On Monday Jamelle Bouie wrote a wonderful, counterintuitive piece explaining why two members of Sigma Alpha Epsilon at the University of Oklahoma shouldn’t be expelled for singing vile, racist chants that were captured on film. Jamelle concludes, depressingly, that “white millennials aren’t less prejudiced. They just believe they are. And it gives psychic cover to the kind of behavior we saw at Sigma Alpha Epsilon.” He argues for education over expulsion, which—in light of the First Amendment concerns he raises—is pretty compelling.

On Tuesday, Fred Kaplan ran the letter signed by 47 Republican Senators to the Iranian government through the inimitable Fred Kaplan woodchipper. He describes the effort to discourage Iran’s leadership to dismiss the nuclear talks with the U.S. and other nations as “brazen, gratuitous, and plainly stupid an act as any committed by the Senate in recent times.” By the way, he notes, it’s probably also illegal.

Also on Tuesday Melinda Wenner Moyer offered up a really interesting review of the literature on kids and allergies that confirmed that Americans may be doing the worst possible thing for our kids by keeping them away from foods that may cause allergies. I recently returned from a year living abroad where parents laugh if you ask “any allergies” when you organize a playdate, so her story went a long way toward explaining the difference between American parents and foreigners when it comes to food fears.

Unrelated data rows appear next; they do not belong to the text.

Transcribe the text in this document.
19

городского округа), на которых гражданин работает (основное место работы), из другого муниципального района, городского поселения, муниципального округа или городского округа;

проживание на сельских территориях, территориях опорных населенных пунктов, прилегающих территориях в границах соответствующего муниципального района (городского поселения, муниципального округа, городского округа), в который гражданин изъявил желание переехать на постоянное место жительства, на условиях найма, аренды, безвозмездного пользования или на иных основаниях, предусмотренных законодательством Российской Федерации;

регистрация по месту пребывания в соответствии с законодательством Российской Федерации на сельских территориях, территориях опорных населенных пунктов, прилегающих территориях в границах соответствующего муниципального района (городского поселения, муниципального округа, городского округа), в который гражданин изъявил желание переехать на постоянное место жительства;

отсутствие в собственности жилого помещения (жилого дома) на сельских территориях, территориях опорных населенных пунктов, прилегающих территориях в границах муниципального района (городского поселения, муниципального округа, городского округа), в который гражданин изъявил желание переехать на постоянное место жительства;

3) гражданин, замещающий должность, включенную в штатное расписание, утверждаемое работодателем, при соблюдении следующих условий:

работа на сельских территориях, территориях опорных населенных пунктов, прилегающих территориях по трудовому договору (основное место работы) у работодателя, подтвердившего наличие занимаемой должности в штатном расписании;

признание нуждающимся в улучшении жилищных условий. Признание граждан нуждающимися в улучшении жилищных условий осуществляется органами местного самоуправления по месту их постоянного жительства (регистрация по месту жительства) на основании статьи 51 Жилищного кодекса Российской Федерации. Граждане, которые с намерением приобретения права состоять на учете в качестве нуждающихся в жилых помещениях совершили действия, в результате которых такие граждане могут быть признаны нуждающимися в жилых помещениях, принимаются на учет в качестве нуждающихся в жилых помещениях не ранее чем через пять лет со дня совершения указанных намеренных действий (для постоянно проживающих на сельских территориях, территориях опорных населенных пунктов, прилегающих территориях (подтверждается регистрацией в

On Wednesday Will Saletan did an utterly genius response to the GOP letter to Iran that thanked them for explaining how the American system of governance truly works. He concluded wisely that “the true will of the people, as you know, is to follow those of us who understand what is best.” I love reading Will on virtually everything, but when he does sly parody, well, it makes my day. 

On Thursday Hanna Rosin roundly debunked the notion that women get hot when they see men scrubbing out grass stains. Everything about choreplay is silly, starting with the word choreplay. Ugh.